Discrete Fourier transform in k and 1/k

gnulinger

Say you have some function that is periodic in a parameter k. The discrete Fourier transform from a sampling may be found in the usual way, giving the frequency spectrum in k. But what if I want to find the frequency spectrum in 1/k ?

I'm not really sure what this is called, and so I've had a hard time Google searching for it. Any links or help would be appreciated. Thanks.

chiro

Hey gnulinger.

When you say frequency spectrum are you talking about integer frequencies?

I do know that there are ways to get fractional frequencies that are based on fractional derivatives and subseqent integrals:

http://mathworld.wolfram.com/FractionalDerivative.html

But if you are talking about just having a transfer function to get something in F(1/k) instead of F(k), then I think this is going to be a bit more involved and you should probably outline the reason why you want the function in terms of 1/k as opposed to the linear transform space k.

gnulinger

I am talking about the latter, and yes, I think it will be fairly involved.
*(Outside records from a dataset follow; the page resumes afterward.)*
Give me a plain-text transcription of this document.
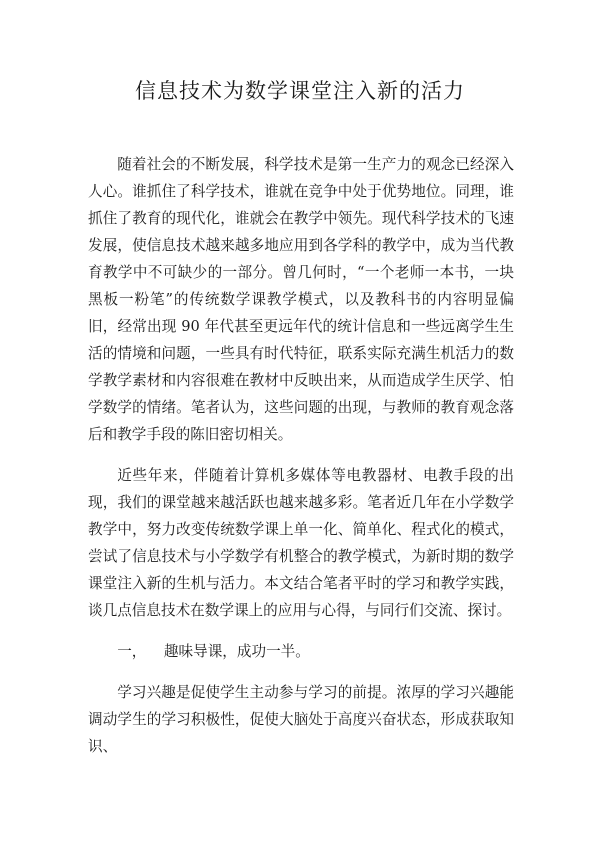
信息技术为数学课堂注入新的活力

随着社会的不断发展，科学技术是第一生产力的观念已经深入人心。谁抓住了科学技术，谁就在竞争中处于优势地位。同理，谁抓住了教育的现代化，谁就会在教学中领先。现代科学技术的飞速发展，使信息技术越来越多地应用到各学科的教学中，成为当代教育教学中不可缺少的一部分。曾几何时，“一个老师一本书，一块黑板一粉笔”的传统数学课教学模式，以及教科书的内容明显偏旧，经常出现 90 年代甚至更远年代的统计信息和一些远离学生生活的情境和问题，一些具有时代特征，联系实际充满生机活力的数学教学素材和内容很难在教材中反映出来，从而造成学生厌学、怕学数学的情绪。笔者认为，这些问题的出现，与教师的教育观念落后和教学手段的陈旧密切相关。

近些年来，伴随着计算机多媒体等电教器材、电教手段的出现，我们的课堂越来越活跃也越来越多彩。笔者近几年在小学数学教学中，努力改变传统数学课上单一化、简单化、程式化的模式，尝试了信息技术与小学数学有机整合的教学模式，为新时期的数学课堂注入新的生机与活力。本文结合笔者平时的学习和教学实践，谈几点信息技术在数学课上的应用与心得，与同行们交流、探讨。

一， 趣味导课，成功一半。

学习兴趣是促使学生主动参与学习的前提。浓厚的学习兴趣能调动学生的学习积极性，促使大脑处于高度兴奋状态，形成获取知识、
I have a function that is periodic in 1/k, and I am wondering if there is some way of mapping the DFT in k to that in 1/k.

rbj

i know a lot about the DFT, it's definition, the theorems, how it is related to the continuous fourier transform. but i cannot decode at all what you're talking about. what do you mean that it is "periodic in 1/k" ? try tossing up equations to be clear.
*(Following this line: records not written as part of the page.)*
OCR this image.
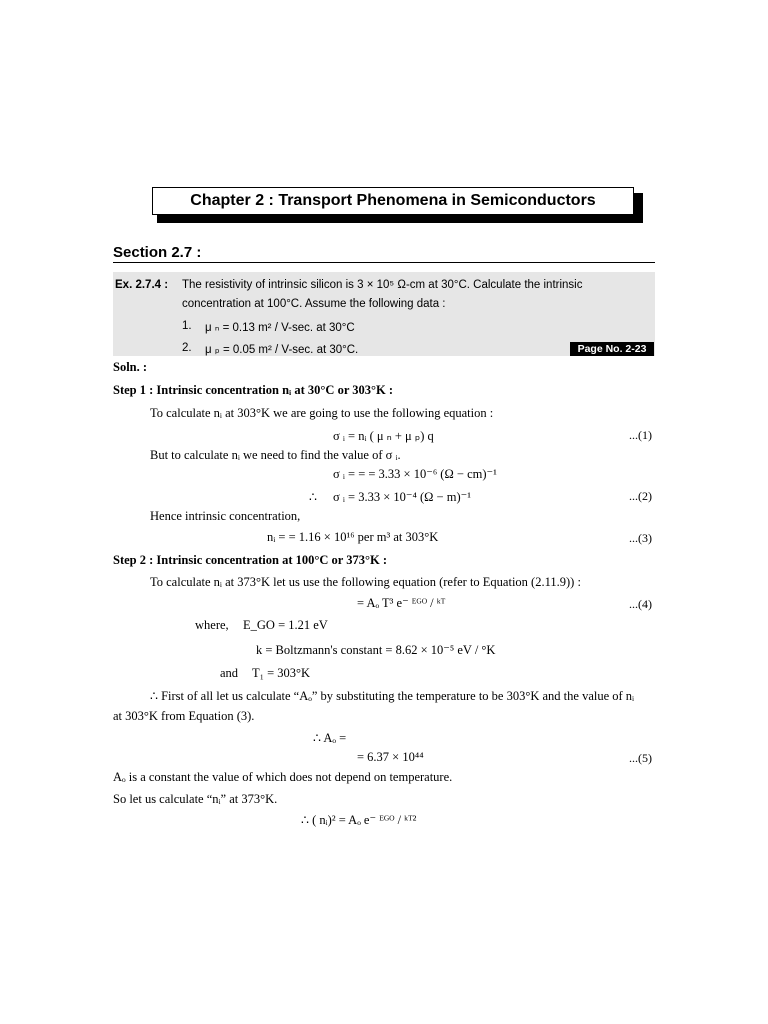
Chapter 2 : Transport Phenomena in Semiconductors
Section 2.7 :
Ex. 2.7.4 : The resistivity of intrinsic silicon is 3 × 10⁵ Ω-cm at 30°C. Calculate the intrinsic
concentration at 100°C. Assume the following data :
1. μ ₙ = 0.13 m² / V-sec. at 30°C
2. μ ₚ = 0.05 m² / V-sec. at 30°C.	Page No. 2-23
Soln. :
Step 1 : Intrinsic concentration nᵢ at 30°C or 303°K :
To calculate nᵢ at 303°K we are going to use the following equation :
σ ᵢ = nᵢ ( μ ₙ + μ ₚ) q	...(1)
But to calculate nᵢ we need to find the value of σ ᵢ.
σ ᵢ = = = 3.33 × 10⁻⁶ (Ω − cm)⁻¹
∴ σ ᵢ = 3.33 × 10⁻⁴ (Ω − m)⁻¹	...(2)
Hence intrinsic concentration,
nᵢ = = 1.16 × 10¹⁶ per m³ at 303°K	...(3)
Step 2 : Intrinsic concentration at 100°C or 373°K :
To calculate nᵢ at 373°K let us use the following equation (refer to Equation (2.11.9)) :
= Aₒ T³ e⁻ ᴱᴳᴼ / ᵏᵀ	...(4)
where, E_GO = 1.21 eV
k = Boltzmann's constant = 8.62 × 10⁻⁵ eV / °K
and T₁ = 303°K
∴ First of all let us calculate “Aₒ” by substituting the temperature to be 303°K and the value of nᵢ
at 303°K from Equation (3).
∴ Aₒ =
= 6.37 × 10⁴⁴	...(5)
Aₒ is a constant the value of which does not depend on temperature.
So let us calculate “nᵢ” at 373°K.
∴ ( nᵢ)² = Aₒ e⁻ ᴱᴳᴼ / ᵏᵀ²
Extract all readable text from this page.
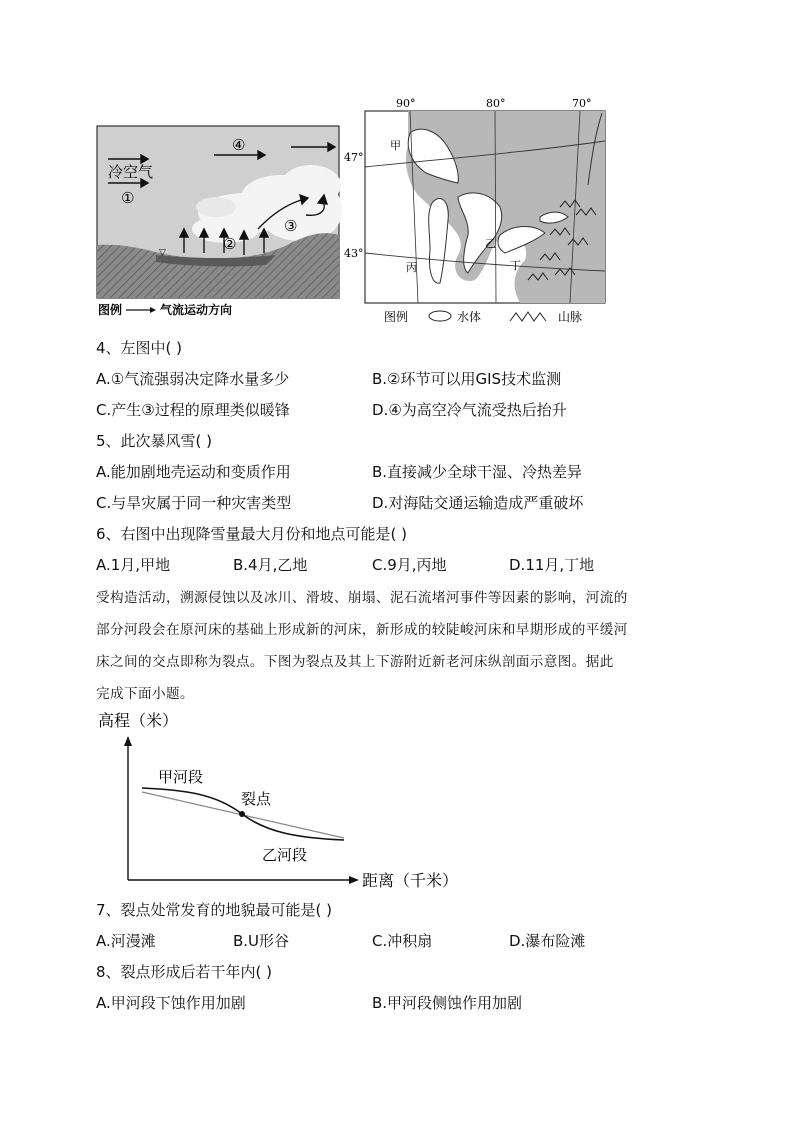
▽
冷空气
①
④
②
③
图例	气流运动方向
90°	80°	70°
47°
43°
甲
乙
丙	丁
图例	水体	山脉
4、左图中( )
A.①气流强弱决定降水量多少	B.②环节可以用GIS技术监测
C.产生③过程的原理类似暖锋	D.④为高空冷气流受热后抬升
5、此次暴风雪( )
A.能加剧地壳运动和变质作用	B.直接减少全球干湿、冷热差异
C.与旱灾属于同一种灾害类型	D.对海陆交通运输造成严重破坏
6、右图中出现降雪量最大月份和地点可能是( )
A.1月,甲地	B.4月,乙地	C.9月,丙地	D.11月,丁地
受构造活动，溯源侵蚀以及冰川、滑坡、崩塌、泥石流堵河事件等因素的影响，河流的
部分河段会在原河床的基础上形成新的河床，新形成的较陡峻河床和早期形成的平缓河
床之间的交点即称为裂点。下图为裂点及其上下游附近新老河床纵剖面示意图。据此
完成下面小题。
高程（米）
甲河段
裂点
乙河段
距离（千米）
7、裂点处常发育的地貌最可能是( )
A.河漫滩	B.U形谷	C.冲积扇	D.瀑布险滩
8、裂点形成后若干年内( )
A.甲河段下蚀作用加剧	B.甲河段侧蚀作用加剧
BTW, even though i get in fights about this on comp.dsp, i maintain that the DFT is nothing other than the Discrete Fourier Series. the DFT maps one discrete and periodic sequence of length N to another discrete and periodic sequence of the same length. and the inverse DFT maps it back. dunno if that answers your question.

gnulinger

Part of the problem is that I too am unclear on this subject, so it is hard for me to ask the right questions. I was hoping that someone may have heard of something related to what I was asking about, and could have pointed me in the right direction.

In the De Haas-van Alphen effect, wikipedia link, the magnetic moment of a crystal oscillates with period related to 1/B, where B is the magnetic field. The DFT would ostensibly give you a frequency spectrum in 1/B.

This is similar to what I want to do.

rbj

so, are you sampling the magnetic moment function of time somehow? where do the numbers that go into the DFT get set to some value?

marcusl

The simplest way is to plot the results against 1/k on a nonlinear scale. You often see optical spectra plotted this way--the calculation is done for frequency but the plot is done against lambda.

gnulinger

Do plot your data or the DFT against 1/k?

mdo

You have a function f(t) that has a Fourier transform, F(ω), that is null or almost null for |ω| > Ω. f(t) is sampled at every multiple of a given interval h to obtain a discrete signal f(n) = f(nh), where h should be < π/Ω. When you compute the DFT, F(μ), you are working on a normalized domain 0≤μ<π, but you can express it in "real" ω by multiplying by Ω or by 2π/h.
It's indifferent.